At first there appeared to be tables empty and waiting for wanderers to come sit at them. The lassie wandered to one such table. Running about the place, helter-skelter and how-d’you-do, a pleasant-faced woman with slightly unkempt hair seemed to be the one in charge: the tea-fairy. The tea-fairy came up to the lassie and politely let her know that all of the seats in the barge were reserved. If she could just step outside to wait, they would seat her once one became available. That is, I’m pretty sure those were her instructions. But you see, as the barge became more and more busy and bustling and overwhelmed with princes and princesses and fairies and sprites and mothers and shopkeepers and all manner of persons, another busy and smiling and bustling fairy — the waitress-fairy — did not realize the lassie’s lack of reservations. And it was some little time before anybody realized that the only way the lassie could possibly have her tea was to sit at some tables that the establishment kept on the bank.
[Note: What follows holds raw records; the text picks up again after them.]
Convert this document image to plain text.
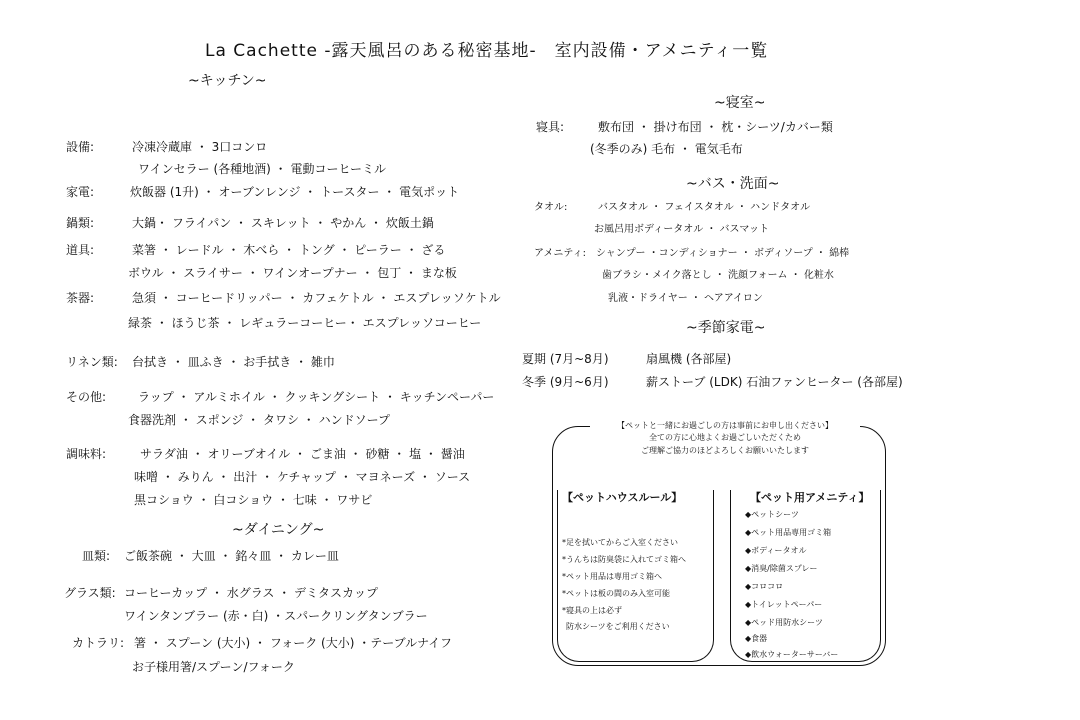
La Cachette -露天風呂のある秘密基地-　室内設備・アメニティ一覧
~キッチン~
設備:	冷凍冷蔵庫 ・ 3口コンロ
ワインセラー (各種地酒) ・ 電動コーヒーミル
家電:	炊飯器 (1升) ・ オーブンレンジ ・ トースター ・ 電気ポット
鍋類:	大鍋・ フライパン ・ スキレット ・ やかん ・ 炊飯土鍋
道具:	菜箸 ・ レードル ・ 木べら ・ トング ・ ピーラー ・ ざる
ボウル ・ スライサー ・ ワインオープナー ・ 包丁 ・ まな板
茶器:	急須 ・ コーヒードリッパー ・ カフェケトル ・ エスプレッソケトル
緑茶 ・ ほうじ茶 ・ レギュラーコーヒー・ エスプレッソコーヒー
リネン類: 台拭き ・ 皿ふき ・ お手拭き ・ 雑巾
その他:	ラップ ・ アルミホイル ・ クッキングシート ・ キッチンペーパー
食器洗剤 ・ スポンジ ・ タワシ ・ ハンドソープ
調味料:	サラダ油 ・ オリーブオイル ・ ごま油 ・ 砂糖 ・ 塩 ・ 醤油
味噌 ・ みりん ・ 出汁 ・ ケチャップ ・ マヨネーズ ・ ソース
黒コショウ ・ 白コショウ ・ 七味 ・ ワサビ
~ダイニング~
皿類: ご飯茶碗 ・ 大皿 ・ 銘々皿 ・ カレー皿
グラス類: コーヒーカップ ・ 水グラス ・ デミタスカップ
ワインタンブラー (赤・白) ・スパークリングタンブラー
カトラリ: 箸 ・ スプーン (大小) ・ フォーク (大小) ・テーブルナイフ
お子様用箸/スプーン/フォーク
~寝室~
寝具:	敷布団 ・ 掛け布団 ・ 枕・シーツ/カバー類
(冬季のみ) 毛布 ・ 電気毛布
~バス・洗面~
タオル:	バスタオル ・ フェイスタオル ・ ハンドタオル
お風呂用ボディータオル ・ バスマット
アメニティ: シャンプー ・コンディショナー ・ ボディソープ ・ 綿棒
歯ブラシ・メイク落とし ・ 洗顔フォーム ・ 化粧水
乳液・ドライヤー ・ ヘアアイロン
~季節家電~
夏期 (7月~8月)	扇風機 (各部屋)
冬季 (9月~6月)	薪ストーブ (LDK) 石油ファンヒーター (各部屋)
【ペットと一緒にお過ごしの方は事前にお申し出ください】
全ての方に心地よくお過ごしいただくため
ご理解ご協力のほどよろしくお願いいたします
【ペットハウスルール】
*足を拭いてからご入室ください
*うんちは防臭袋に入れてゴミ箱へ
*ペット用品は専用ゴミ箱へ
*ペットは板の間のみ入室可能
*寝具の上は必ず
防水シーツをご利用ください
【ペット用アメニティ】
◆ペットシーツ
◆ペット用品専用ゴミ箱
◆ボディータオル
◆消臭/除菌スプレー
◆コロコロ
◆トイレットペーパー
◆ペッド用防水シーツ
◆食器
◆飲水ウォーターサーバー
When both the tea-fairy and waitress-fairy realized this together, they made such a kind apology. But really, you know, it was all due to the lassie not making reservations.
The waitress-fairy, with a lot of nice conversation and polite fuss and apology, made a spot for the lassie at one of their tables on the bank of the river, with a cosy blanket and a view of the outside of the tea barge.
The lassie ordered what they in that land call “cream tea,” which is tea with a scone, jam and clotted cream. There she sat, observing the magical bustle of the tea barge from the outside, the cozy blanket on her lap. And she drank her tea, a most divine Earl Grey, and nibbled at her scone. Certainly next time she ought to make a reservation so that she might sit inside. But she still enjoyed an incredibly pleasant afternoon tea.
When the lassie made her way back into the busy hive of the tea-barge, towards the tea-fairy bustling about all fluster and flurry and smiles, she handed back the cosy blanket and started to ask for the cheque.
But the kindly tea-fairy told her that because she had had to wait for so long, the tea was “on the house.”
And so the lassie enjoyed an incredibly nice afternoon tea completely free.
Perhaps it was enough of a happy ending to this fairy tale that the lassie did, at last, get her tea. But the tea-fairy’s gesture was really so kind. And besides, she did not just give the lassie a free cream tea. Those words, “on the house,” lit a spark in the lassie’s imagination.
You see, the other thing that the lassie received from the tea-fairy and waitress-fairy that day was a story.
And now we shall, after beginning at the beginning, end at the end. Now you, dear readers, may judge for yourselves whether this ought to be called a “misadventure” — and whether or not it made a good fairy tale.